Nel taglio del flusso indifferenziato che sgorga dalla sua macina, l’autore, come indica il titolo, ha voluto privilegiare la presenza del vampiro Dracula, ma beninteso nulla di terrifico, si dà il caso che lo abbiano invitato a tenere una dotta conferenza proprio sull’oscuro nobile della Transilvania, nella sua terra, ma si dà il caso che gli era capitato di incontrarlo davvero, il tristo signore, nella sua incarnazione cinematografica più nota, cioè nella persona dell’attore Christopher Lee, di remote origini modenesi, e dunque la “bastarda città” aveva potuto accoglierlo con tutti i dovuti onori. Ne viene anche l’ameno contrasto tra il figurino del personaggio sanguinario e invece il suo rappresentante, che ai concittadini Modenesi si era presentato in abiti più che decorosi. Roba, insomma, degna di una conferenza da Rotary Club, come l’autore non manca di sottolineare ironicamente.

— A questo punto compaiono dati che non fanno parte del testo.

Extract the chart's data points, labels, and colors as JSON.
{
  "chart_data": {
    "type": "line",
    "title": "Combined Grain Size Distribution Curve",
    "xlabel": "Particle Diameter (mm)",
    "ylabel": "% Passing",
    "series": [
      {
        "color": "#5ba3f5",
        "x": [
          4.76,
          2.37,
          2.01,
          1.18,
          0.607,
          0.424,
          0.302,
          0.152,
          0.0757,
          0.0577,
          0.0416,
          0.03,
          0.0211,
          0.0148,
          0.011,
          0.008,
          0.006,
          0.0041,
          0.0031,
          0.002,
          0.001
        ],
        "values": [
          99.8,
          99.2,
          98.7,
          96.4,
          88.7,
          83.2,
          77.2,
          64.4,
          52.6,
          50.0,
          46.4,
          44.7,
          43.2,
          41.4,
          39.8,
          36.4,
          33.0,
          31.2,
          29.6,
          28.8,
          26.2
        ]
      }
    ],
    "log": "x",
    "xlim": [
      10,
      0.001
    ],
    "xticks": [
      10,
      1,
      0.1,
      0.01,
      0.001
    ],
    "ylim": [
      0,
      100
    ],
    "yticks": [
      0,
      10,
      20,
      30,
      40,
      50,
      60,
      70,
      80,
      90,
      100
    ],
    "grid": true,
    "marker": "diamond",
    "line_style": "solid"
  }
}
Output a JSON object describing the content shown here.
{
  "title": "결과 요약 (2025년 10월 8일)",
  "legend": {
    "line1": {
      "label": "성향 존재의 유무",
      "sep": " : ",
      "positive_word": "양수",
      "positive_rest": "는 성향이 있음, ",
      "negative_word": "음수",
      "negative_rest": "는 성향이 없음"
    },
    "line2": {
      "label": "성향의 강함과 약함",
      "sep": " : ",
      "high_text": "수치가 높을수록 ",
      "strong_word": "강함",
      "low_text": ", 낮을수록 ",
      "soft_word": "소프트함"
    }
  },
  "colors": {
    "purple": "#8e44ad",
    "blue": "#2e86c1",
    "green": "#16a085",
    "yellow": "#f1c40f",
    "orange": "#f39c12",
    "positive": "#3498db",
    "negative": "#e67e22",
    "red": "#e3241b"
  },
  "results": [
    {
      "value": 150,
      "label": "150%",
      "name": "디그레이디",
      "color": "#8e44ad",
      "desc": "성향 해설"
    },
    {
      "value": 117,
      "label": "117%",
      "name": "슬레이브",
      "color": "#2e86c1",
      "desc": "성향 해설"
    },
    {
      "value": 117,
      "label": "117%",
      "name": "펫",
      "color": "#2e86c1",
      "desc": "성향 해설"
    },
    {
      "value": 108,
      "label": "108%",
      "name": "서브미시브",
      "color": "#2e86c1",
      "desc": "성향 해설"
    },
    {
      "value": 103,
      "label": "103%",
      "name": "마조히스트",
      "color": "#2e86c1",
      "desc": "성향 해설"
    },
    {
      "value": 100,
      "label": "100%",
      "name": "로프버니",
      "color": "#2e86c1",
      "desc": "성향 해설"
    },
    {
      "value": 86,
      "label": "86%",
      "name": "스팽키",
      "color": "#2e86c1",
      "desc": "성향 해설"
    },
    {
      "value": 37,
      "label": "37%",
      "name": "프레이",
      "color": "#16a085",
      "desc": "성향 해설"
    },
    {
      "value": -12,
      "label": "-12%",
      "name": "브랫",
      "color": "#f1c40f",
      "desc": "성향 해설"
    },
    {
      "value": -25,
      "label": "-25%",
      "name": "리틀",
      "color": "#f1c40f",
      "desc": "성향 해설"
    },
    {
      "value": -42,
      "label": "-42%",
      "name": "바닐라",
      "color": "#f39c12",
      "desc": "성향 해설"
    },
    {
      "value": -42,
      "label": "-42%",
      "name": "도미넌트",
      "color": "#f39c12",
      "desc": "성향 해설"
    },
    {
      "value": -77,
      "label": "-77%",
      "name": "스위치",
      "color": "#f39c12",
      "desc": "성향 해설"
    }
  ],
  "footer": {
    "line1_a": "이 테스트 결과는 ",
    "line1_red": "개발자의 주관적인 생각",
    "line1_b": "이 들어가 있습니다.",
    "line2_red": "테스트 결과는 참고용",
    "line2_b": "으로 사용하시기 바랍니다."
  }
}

La striscia policroma ed eterogenea continua a uscir fuori, da un “blocco compatto di passato presente futuro”, e così si affacciano tante apparizioni, tra l’effimero, il casuale, il dotto, subito pronto a inabissarsi nel volgare, dalle stelle della più squisita formazione culturale alle stalle di quanto si addice appunto a un mondo bastardo, dialettale. Si potrebbe anche chiamare in causa la categoria, oggi così diffusa, dell’autonarrazione, dell’autobiografismo, e in effetti Barbolini vi si concede senza troppe remore o pudori. E proprio nel nome di un’esperienza diretta, vissuta “di persona” come più non si potrebbe, dalla macchinetta salta fuori il grumo più forte, più consistente, relativo a una crisi cardiaca subita dal narratore, e ricostruita in tutte le sue fasi, con estrema concretezza, efficacia, urgenza di sensazioni, impressioni. Tanto che forse sarebbe stato meglio isolare questa vasta zona di vissuto, darle un rilievo autonomo. Ma capisco che sarebbe stata anche una infrazione a un metodo generale di lavoro, quello di una macina decisa a procedere per la sua strada, a metter fuori vermi esili, filiformi, o invece grumi poderosi, di grande stazza.
Roberto Barbolini, Vampiri conosciuti di persona, La nave di Teseo, pp. 237, euro 15.